Thursday, March 13, 2014

The Intruder

Imagine this.

You live in a house. The house is modest, sometimes messy, but mostly clean. It’s nothing special to strangers, but it’s special to you and to those who love you.

Your family lives in the house. They eat in a kitchen full of snacks and memories. They sleep in bright bedrooms with blankets and plenty of pillows. They watch movies and play games in the living room. They fill the house with laughter.

Imagine this.

Your house has a basement. You go there sometimes—to do laundry and play knee hockey. To exercise and to store the holiday decorations.

One night, hours after your family is fast asleep, you hear a strange noise in the basement. You assume it's probably a mouse, because there's no way anything bigger than a mouse could get in. (The bulkhead is always locked and an intruder couldn't fit in through the one small window.)

You’re too scared to check and too thoughtful to wake your spouse. You lie awake, and listen, and pray the noise stops. 

It doesn't. Hours later, you are still shaking. You know someone is down there.

You call the police. They are the ones trained to face intruders. The police arrive in relatively good time. They inspect the basement; go straight to the origin of the strange noise. 

The police have bad news.

An Intruder has been living in your basement, likely, for years. The Intruder slept right beside where your kids played hockey. He ate breakfast near the boxes of Christmas ornaments. He bathed where you washed your family’s clothes. The Intruder lived in a dark space beneath those bright rooms where your family snacked and dreamed and laughed and played. 

You had no idea.

Worst of all, the police inform you that the Intruder is trained to kill. Despite that you've never seen him, he has been stockpiling an arsenal of weapons. Big and dangerous ones. You don't understand how this could happen. You still don't even know how he got in. 

The police explain that they can’t extract the Intruder just yet. Even as you speak with them, the Intruder listens on from beneath the floor planks. You’ll have to continue living here with him for a while, they explain. When the time is right, you will help us wage the battle against the Intruder. If all goes well, he will be gone forever.

When the time is right, you do as you are told. 

There is damage after the battle—some broken picture frames, some holes in the walls. But you know that the Intruder has retreated. 

Unfortunately, you’re not the only one. Intruders have lurked in a few of your neighbors’ houses, too. You watch those neighbors battle and you help each other whenever possible. 

Finally, the Intruders are gone. The police warn you that the Intruder could return, but odds are that he won’t. If he does return, the police warn, he’s likely back for good. He will make his home, once again, in any room he likes, and, once again, he’ll start to build up his arsenal. The police tell you that they can help slow down his deadly stockpile, perhaps even to a pace so slow that it's barely dangerous for quite a while.

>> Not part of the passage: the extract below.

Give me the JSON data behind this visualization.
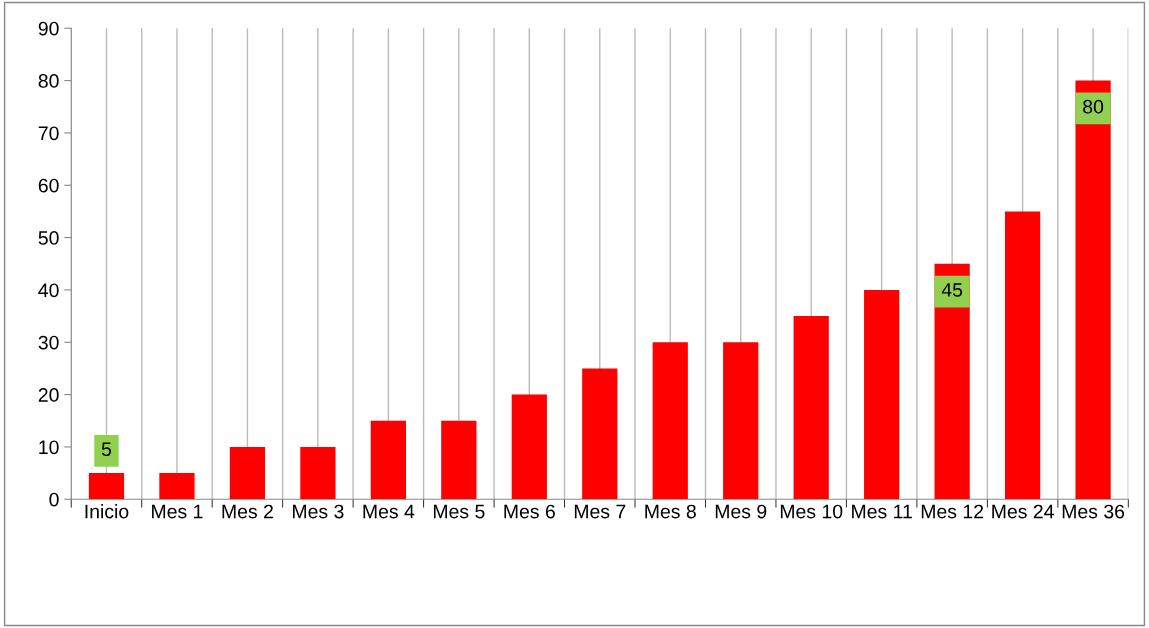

But he will be there. Lurking beneath your every footstep. While you try to live your life in the house you love. 

Nevertheless, you celebrate. The Intruder is gone, at least, for now. Thank goodness you heard the noises.

For a while, you are safe. Scared, because it happened; betrayed, because you still don't know the Intruder's route in; thankful, because so many good people helped you fight him off.

Time passes. Your house is full of laugher during the days, just like it was before. But at night, you lie awake. Listening for noises.

One night, you hear them; the sounds of an arsenal being assembled (not that you know what that sounds like). Or maybe you hear nothing. It could be mice. Or it could be the Intruder building a bomb. 

You want to call the police to check, and one time, you do. They come and tell you that they checked one corner of the basement. The Intruder wasn't there, they say. 

You want to feel relief. But did you check everywhere else? you ask. 

No. Did you want us to? 

I don't know, you reply. Because you really don't know. 

*  *  *

I have no other way to explain why I still want to delay a CT scan of my chest. This is my best attempt. Cancer really is a vicious and relentless Intruder. Even if he's gone.